On Feb. 14, the League of Women Voters celebrates 100 years of empowering voters and defending democracy. The League in Vermont joins more than 700 other leagues to celebrate this historic milestone and reflect on our history of advocacy, action, and accomplishment.
A century ago, women were on the verge of getting the vote as Carrie Chapman Catt and Alice Paul campaigned separately for ratification of the 19th Amendment. In 1920, six months prior to passage of the Amendment, Carrie Chapman Catt founded the League of Women Voters as a mighty political experiment to instruct women on political issues. Although Vermont had not ratified the 19th Amendment and would not do so until February 1921, suffragists organized a chapter, “…so that Vermont women may be prepared to use to their best advantage the ballot so recently won….”
From the beginning, the League became the voice of reason, renowned for fact-based, nonpartisan information. It had a bold agenda, adopting 69 items for study including child welfare, education, home and high prices, women in gainful occupation, public health and morals, and independent citizenship for married women. Formative leader Eleanor Roosevelt helped establish its policy agenda, and, as Vice President of Legislative Affairs, lobbied for reforms. Our first legislative victory, in 1921, secured the landmark $1,000,000 federal funding to reduce infant mortality rates.

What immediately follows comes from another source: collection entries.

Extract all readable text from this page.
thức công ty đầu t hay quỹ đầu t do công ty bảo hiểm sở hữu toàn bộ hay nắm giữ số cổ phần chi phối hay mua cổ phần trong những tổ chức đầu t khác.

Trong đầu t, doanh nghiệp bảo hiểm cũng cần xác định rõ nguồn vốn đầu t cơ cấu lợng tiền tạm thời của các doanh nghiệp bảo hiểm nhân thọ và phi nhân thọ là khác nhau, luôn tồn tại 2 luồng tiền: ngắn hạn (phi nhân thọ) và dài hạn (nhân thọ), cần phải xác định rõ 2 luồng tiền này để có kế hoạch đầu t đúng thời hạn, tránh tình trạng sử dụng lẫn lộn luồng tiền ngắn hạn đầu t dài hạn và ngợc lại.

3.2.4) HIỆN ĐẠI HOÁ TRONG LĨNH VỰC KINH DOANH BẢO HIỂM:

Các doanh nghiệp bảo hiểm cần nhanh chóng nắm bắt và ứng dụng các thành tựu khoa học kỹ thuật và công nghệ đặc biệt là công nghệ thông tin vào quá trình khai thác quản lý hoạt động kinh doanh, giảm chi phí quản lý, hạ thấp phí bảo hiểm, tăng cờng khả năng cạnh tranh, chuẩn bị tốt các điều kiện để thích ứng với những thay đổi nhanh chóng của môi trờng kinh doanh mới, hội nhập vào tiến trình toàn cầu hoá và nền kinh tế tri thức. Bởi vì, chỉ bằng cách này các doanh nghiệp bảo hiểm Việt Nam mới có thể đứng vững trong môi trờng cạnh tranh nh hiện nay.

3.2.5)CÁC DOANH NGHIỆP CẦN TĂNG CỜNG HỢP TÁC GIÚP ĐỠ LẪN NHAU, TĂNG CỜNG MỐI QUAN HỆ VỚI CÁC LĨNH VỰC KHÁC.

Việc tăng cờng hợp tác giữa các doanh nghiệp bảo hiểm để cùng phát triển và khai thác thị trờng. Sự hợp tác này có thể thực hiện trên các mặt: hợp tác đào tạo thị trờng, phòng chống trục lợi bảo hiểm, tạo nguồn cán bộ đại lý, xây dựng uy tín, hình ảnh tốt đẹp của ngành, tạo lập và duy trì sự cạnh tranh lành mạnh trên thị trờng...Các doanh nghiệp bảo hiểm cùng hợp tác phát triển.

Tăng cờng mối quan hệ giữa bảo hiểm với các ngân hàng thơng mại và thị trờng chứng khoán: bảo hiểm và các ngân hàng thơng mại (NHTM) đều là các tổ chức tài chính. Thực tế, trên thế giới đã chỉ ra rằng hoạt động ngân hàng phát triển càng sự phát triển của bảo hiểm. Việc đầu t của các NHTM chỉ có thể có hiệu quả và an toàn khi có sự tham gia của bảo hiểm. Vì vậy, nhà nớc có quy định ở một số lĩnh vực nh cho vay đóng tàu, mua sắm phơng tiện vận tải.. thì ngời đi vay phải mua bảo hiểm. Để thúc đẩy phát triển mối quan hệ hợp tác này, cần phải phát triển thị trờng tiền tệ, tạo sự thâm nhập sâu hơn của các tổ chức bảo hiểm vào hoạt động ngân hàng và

Following World War II, the League launched an unprecedented nationwide campaign to establish the United Nations (UN) and ensure US participation, working for Americans to understand the vital importance of the UN. We were the first non-governmental organization to be officially recognized by the UN and, to this day, maintain official observer status. The League endorsed the World Bank, International Monetary Fund, NATO, Marshall Plan, economic aid to less-developed countries, arms control, and normalizing relations with China.